Press release -

[3] Engineering in action: Water Measurement for the 21st century and a new approach to Programming

As part of our ongoing series showcasing the research our professors are working on, in this installment we will be presenting the research of Dr. Salem Ibrahim Salem and Dr. Ian Piumarta. Dr. Salem is working on the water measuring technologies, while Dr. Piumarta is focusing on meta-programming.

Water Measurement for the 21st century

Water is essential to all lifeforms, and monitoring of water resources is very critical to ensure their sustainability. Dr. Salem has been working on improving the accuracy of monitoring.

There are a variety of approaches in this field: the main methods are using satellite data and conducting field measurement. Field measurement produces very accurate data but is very time consuming and does not provide the condition for a whole body of water. Satellite data allows long-term, daily recording, but satellite only measure reflective sunlight and not water quality data such as the concentration of water. A combination of these approaches is how Dr. Salem usually obtains his data, but recently advancements in drones have resulted in new potential. As in other fields of measurement, drones have the potential to change how we measure water dramatically. Drones fly much closer to the water than satellites, but do not necessarily need the manpower and resources required for field measurement. With drones, high resolution images can be obtained for large bodies of water at higher efficiency than ever before – especially if improvements in flying time (i.e. battery life) and camera functionality to include hyper-spectral cameras come to fruition. 

How does Dr. Salem’s research contribute to our understanding of water? The first application that comes to mind is weather: water analysis helps make weather reports more accurate, and on a global scale. This goes beyond tomorrow’s forecast to include predictions for extreme weather such as floods, crucially important as such events have become more common in our changing climate. Further applications can benefit people whose livelihoods directly depends on bodies of water, such as fisherman. In developing nations, there is even higher demand, as the need for clean water (and thus the analysis of toxicity in water) is crucially important. Dr. Salem has gathered data in Vietnam, Thailand, the East China Sea and Tokyo Bay, and is looking to continue his research to help understand the most crucial element to human life. 

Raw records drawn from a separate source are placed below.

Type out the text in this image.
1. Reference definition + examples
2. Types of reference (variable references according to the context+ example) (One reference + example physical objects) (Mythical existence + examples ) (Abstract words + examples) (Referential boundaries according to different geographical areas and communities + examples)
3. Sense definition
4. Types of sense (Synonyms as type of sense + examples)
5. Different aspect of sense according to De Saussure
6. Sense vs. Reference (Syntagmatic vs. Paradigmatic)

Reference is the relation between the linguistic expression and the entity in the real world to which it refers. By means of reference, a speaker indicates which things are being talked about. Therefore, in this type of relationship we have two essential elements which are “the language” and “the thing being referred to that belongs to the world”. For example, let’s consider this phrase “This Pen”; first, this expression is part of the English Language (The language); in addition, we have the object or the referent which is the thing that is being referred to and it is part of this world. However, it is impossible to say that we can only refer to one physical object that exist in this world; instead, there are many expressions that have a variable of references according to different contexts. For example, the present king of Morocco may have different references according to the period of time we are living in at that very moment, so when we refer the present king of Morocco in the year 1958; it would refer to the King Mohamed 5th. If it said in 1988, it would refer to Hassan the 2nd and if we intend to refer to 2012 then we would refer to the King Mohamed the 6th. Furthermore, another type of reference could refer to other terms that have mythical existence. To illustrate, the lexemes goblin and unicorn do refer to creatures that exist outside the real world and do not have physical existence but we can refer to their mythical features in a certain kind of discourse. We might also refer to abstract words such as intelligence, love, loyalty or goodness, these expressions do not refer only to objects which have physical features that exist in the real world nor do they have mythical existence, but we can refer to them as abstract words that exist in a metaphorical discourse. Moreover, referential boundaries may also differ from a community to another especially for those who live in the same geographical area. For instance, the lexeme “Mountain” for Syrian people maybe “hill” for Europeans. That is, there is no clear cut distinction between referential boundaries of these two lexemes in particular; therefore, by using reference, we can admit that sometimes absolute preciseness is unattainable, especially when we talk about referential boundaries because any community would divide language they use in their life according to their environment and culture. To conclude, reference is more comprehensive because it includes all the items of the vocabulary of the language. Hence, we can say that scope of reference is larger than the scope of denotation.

A new approach to Programming

Dr. Piumarta began programming at the age of 10 on a Texas Instruments programmable calculator, and his passion for computers has driven him to live in three continents as the advancements in computer technology have shaped almost every detail of our modern life. He has also been interested in how we interact with computers, and one of his greatest research goals is to fundamentally simplify this interaction. 

He has previously been working on scaling down source code, proving that it is possible to render complex operations in just a few lines of code. Using this knowledge as a base, he is looking to make our programming languages “intelligent”, coming up with more elegant ways to model and express solutions to problems, making programs less complex, easier to reason about, and ultimately more reliable. Specifically, this field is called meta-programming, which allows a programming system to have knowledge of itself or to modify its own characteristics. Any system that can observe and analyze its own behavior, and can adapt itself to changing conditions, has the potential to improve performance or reduce resource requirements. Take communication in the Internet of Things (IoT), for instance, which uses protocols that can be complex to implement and yet easy to describe with the help of the right models and ways to express behavior that themselves can evolve easily in parallel with our understanding of the problem. 

Using this, Dr. Piumarta wants to take on the “programming crisis” – he believes that it is still way too hard to make a program do what you want it too, and he wants to bring this flexibility into the mainstream. If he were able to achieve this, one could say that his research would have come full-circle. Furthermore, he sees further applications, specifically through applying such software parameters to the hardware side. With more and more devices becoming “smart” as part of the Internet of Things, this could have profound implications. One potential application would thus be self-modifying hardware, which is able to configure itself based on what external factors require. Starting with his calculator that had mere 2 kilobytes of ram, Dr. Piumarta has taken his passion into a fascinating career, and we are excited to see how he will look to revolutionize programming from here on out. 

The Kyoto University of Advanced Science’s (KUAS) all-new, innovative English-taught engineering department is currently in the planning phase for its launch in 2020. The school itself has a 50-year history since its establishment, and is an accredited private institution located in the heart of Japan. By inviting the top-notch CEO of a Kyoto-based globally successful firm as chairman, the university aims to offer its academic resources in the international arena, with the exciting new engineering department being one example of these efforts.